Producer Alexandre Kamenka chose the perfect director for the 1928 production of The Italian Straw Hat in Rene Clair. Clair changed the setting of the 1851 farce to 1895 Paris and treated the audience to a peek at the foibles and pretensions of the middle class.
Olga Tschechowa, Geymond Vital
Ferdinand and Helene are to be married. Relatives are readying themselves for the ceremony and reception. Buttons refuse to be hooked. Gloves have gone missing. Shoes are too tight. Collars come loose. Gifts are scrutinized. Hopes are high. Frustrations are plentiful. Ferdinand avails himself of the fresh air in the countryside. A lady, Madame De Beauperthuis and her lover Lt. Tavernier are also availing themselves of the, uh, fresh air. The lady's lovely straw hat has been placed delicately on the shrubbery where Ferdinand's horse finds it irresistible. The dashing lieutenant demands that Ferdinand replace the hat exactly as it is a rare and recognizable hat that was a gift from the lady's husband and should he find it missing, the lady will be compromised. And - we're off to the races.
Ferdinand must find the lady a suitable replacement. He must keep her identify a secret. He must also get married, attend his reception and keep his wife and everyone he has ever met happy and "in the dark" about his predicament.
Ferdinand's valet tries to stop the marauding relatives.
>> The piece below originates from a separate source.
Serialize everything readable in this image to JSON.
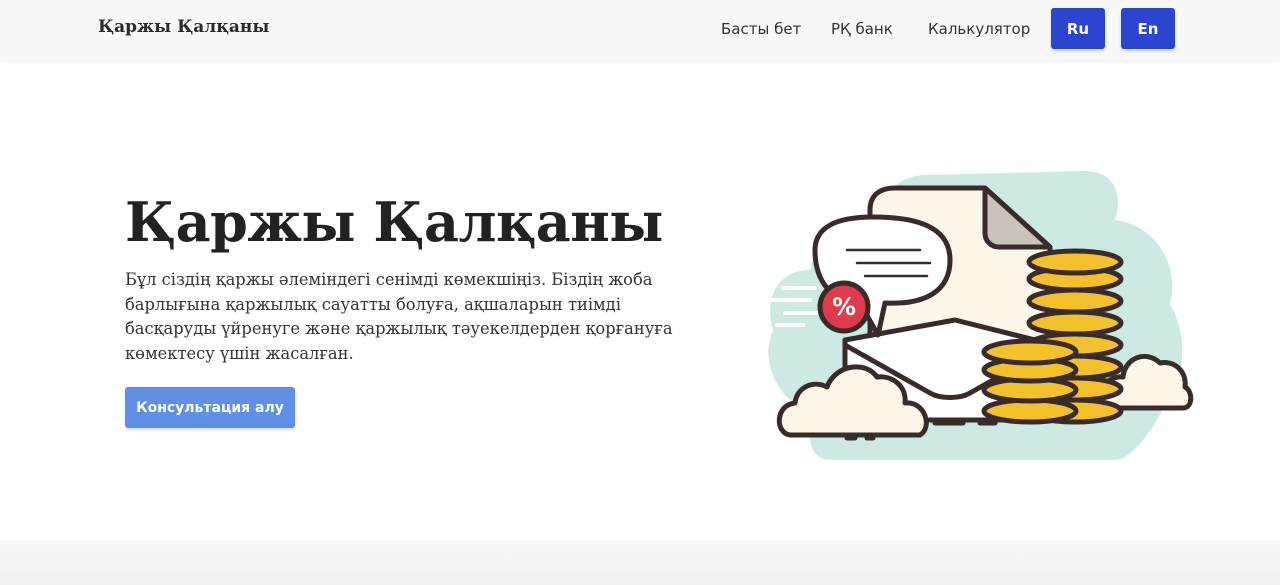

Such fun! Such wonderfully humourous scenes in the silent comedy! The wedding ceremony at the City Hall enjoyed most of all by the deaf uncle. The dancing at the reception with the twirling assemblage and close-ups of the nervous Ferdinand. The overwrought lieutenant threatening to destroy everything in Ferdinand's house. The befuddled and helpful stranger who turns out to be the lady's husband! The suspicions of the family and new bride who proceed to empty the home of wedding gifts. These are the sorts of situations you might think would work best through pithy dialogue delivered with a wink. However, nothing is lost and perhaps more is gained by the delightful cast and their thoroughly professional and inventive director in this treasure of a silent comedy. A highly recommended, laugh-out-loud winner.